If you finish your QSO and move to another one at a different frequency, remember to reset your transmit frequency. Press PB2 (or encoder knob/switch) and hit the Key to set the new frequency. If you forget and see that you are transmitting at the old frequency, press PB2 (or encoder knob/switch) and hit the key to set the correct transmit frequency.

Key Connection

The "Key" box on the board at the T/R switch is where a key, either hand key or an iambic keyer, is connected to send CW. This "Key" connection is grounded to activate the transmit function, activate the T/R switch, and send the signal to the transmitter. A diode, the anode connected to the output of the PIC to PB1 is used to isolate it from the keying line. Also, a diode (anode side) is connected to the PNP switch of the T/R switch. Then both cathodes are connected together for the connection to the key/keyer, which grounds the two cathode diode connections when keyed.
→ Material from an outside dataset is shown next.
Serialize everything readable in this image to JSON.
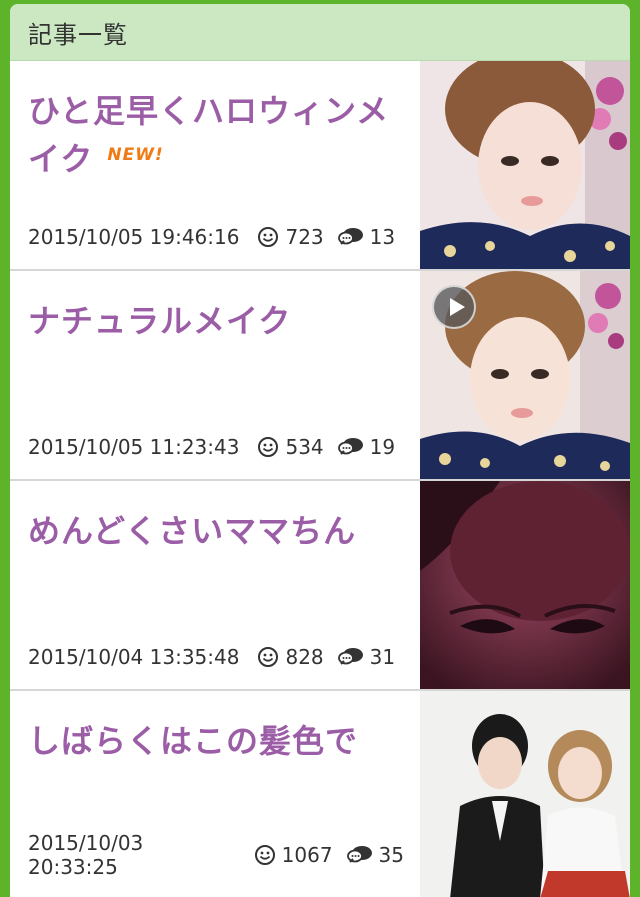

The KEY connection is at the T/R switch labeled "Key" at the edge of the board. The key connection from your bug, iambic key, straight key, or any other key should be connected here.

The tuning range of the DDS VFO is set by tables in the PIC code. It is divided into the Amateur Radio Bands 160, 80, 60, 40, 30, 20, 17, 15, 12, 10, one general coverage band (0 to 40 MHz), and one signal generator band that ranges from 200 kHz to 40 MHz which has no offset programmed - the frequency shown is what is generated and received. 160 is not available, but was left if one wanted to add a Bandpass filter for it. 80 can be received by adding additional 400pf varicaps to the 40, 30, 20 bandpass filter.

The bands are labeled on the readout 1 to 12, starting with 160, Band 1, to the signal generator band, Band 12. Any crystal filter and offset can be used with any band, as the they can be set individually in the Band tables and the IF offset table. See Program Code.